Pantothenic Acid 1.0

Pyridoxine 1.0

Riboflavin 1.0

Thiamine 0.06

Kinetin 1.0

Choline chloride

mass, and the resulting red filtrate is passed through a 6-inch column with a cation exchanger Dowex 50X2. which retains almost all of the pigment contained in the liquid in the 2-inch layer at the top of the column. The pigment was eluted with a 1% sodium bicarbonate solution, and then the pigment was separated. When acidified to pHH5, the dry solution was frozen and the pigment was extracted from the frozen solution with methanol. Betanidin is used as a food paint of plant origin.

Example 5. Growth of undifferentiated cells as a dispersed culture in an agitated flask.
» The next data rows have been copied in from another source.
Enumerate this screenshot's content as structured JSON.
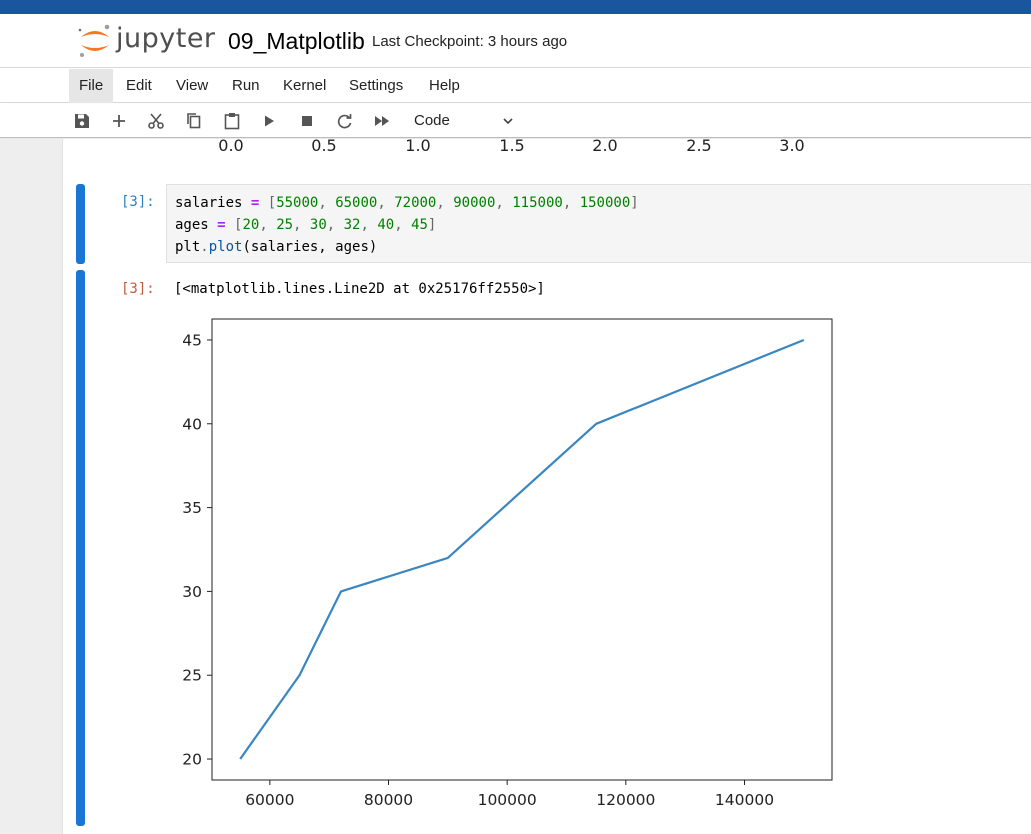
{
  "header": {
    "brand": "jupyter",
    "notebook_title": "09_Matplotlib",
    "checkpoint": "Last Checkpoint: 3 hours ago",
    "logo_color": "#f37726"
  },
  "menu": {
    "items": [
      {
        "label": "File",
        "active": true
      },
      {
        "label": "Edit"
      },
      {
        "label": "View"
      },
      {
        "label": "Run"
      },
      {
        "label": "Kernel"
      },
      {
        "label": "Settings"
      },
      {
        "label": "Help"
      }
    ]
  },
  "toolbar": {
    "icons": [
      "save-icon",
      "add-cell-icon",
      "cut-icon",
      "copy-icon",
      "paste-icon",
      "run-icon",
      "stop-icon",
      "restart-icon",
      "fast-forward-icon"
    ],
    "cell_type": "Code"
  },
  "previous_output": {
    "x_tick_labels": [
      "0.0",
      "0.5",
      "1.0",
      "1.5",
      "2.0",
      "2.5",
      "3.0"
    ]
  },
  "cell": {
    "input_prompt": "[3]:",
    "output_prompt": "[3]:",
    "code": {
      "line1": {
        "name": "salaries",
        "op": "=",
        "values": [
          "55000",
          "65000",
          "72000",
          "90000",
          "115000",
          "150000"
        ]
      },
      "line2": {
        "name": "ages",
        "op": "=",
        "values": [
          "20",
          "25",
          "30",
          "32",
          "40",
          "45"
        ]
      },
      "line3": {
        "obj": "plt",
        "method": "plot",
        "args": "(salaries, ages)"
      }
    },
    "output_text": "[<matplotlib.lines.Line2D at 0x25176ff2550>]",
    "accent_color": "#1976d2"
  },
  "chart_data": {
    "type": "line",
    "x": [
      55000,
      65000,
      72000,
      90000,
      115000,
      150000
    ],
    "y": [
      20,
      25,
      30,
      32,
      40,
      45
    ],
    "series_color": "#3a86c0",
    "x_ticks": [
      60000,
      80000,
      100000,
      120000,
      140000
    ],
    "y_ticks": [
      20,
      25,
      30,
      35,
      40,
      45
    ],
    "xlim": [
      50250,
      154750
    ],
    "ylim": [
      18.75,
      46.25
    ],
    "grid": false
  }
}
Groups of cells approximately 8 mm in diameter from the agar surface are used to inoculate each of the five Erlenmeyer flasks, containing 25 ml of liquid medium of the following composition (Table 2).

In addition, the medium contains trace elements, sucrose, vitamins, auxin-active compounds and cytokines.

After incubation for 18 days, the cell material is allowed to settle, the liquid is separated by decantation, and washed

sediment 50 ml of fresh, free from auxin, medium, of the following composition (table. 3).

This slurry is shaken for 5 minutes, then

again give her the opportunity to settle down and separate and discard the clean sedate

liquid. The cell mass is washed alone.

times the medium MM P by the same method.

Subject invention

Claims (2)

1. A method of producing chemical metabolites of plants, including in vitro culture, of isolated undifferentiated tissues or cells under controlled conditions, characterized in that, in order to improve conditions for accumulation of metabolites, plant cells are redifferentiated by reducing the level of auxin activity of plant cells. 2. The method according to claim 1, characterized in that the decrease in the level of auxin activity is carried out by diluting in a 1: 1 ratio of working nutrient medium fresh, of the same formulate or administer an anti-auxin-active compound.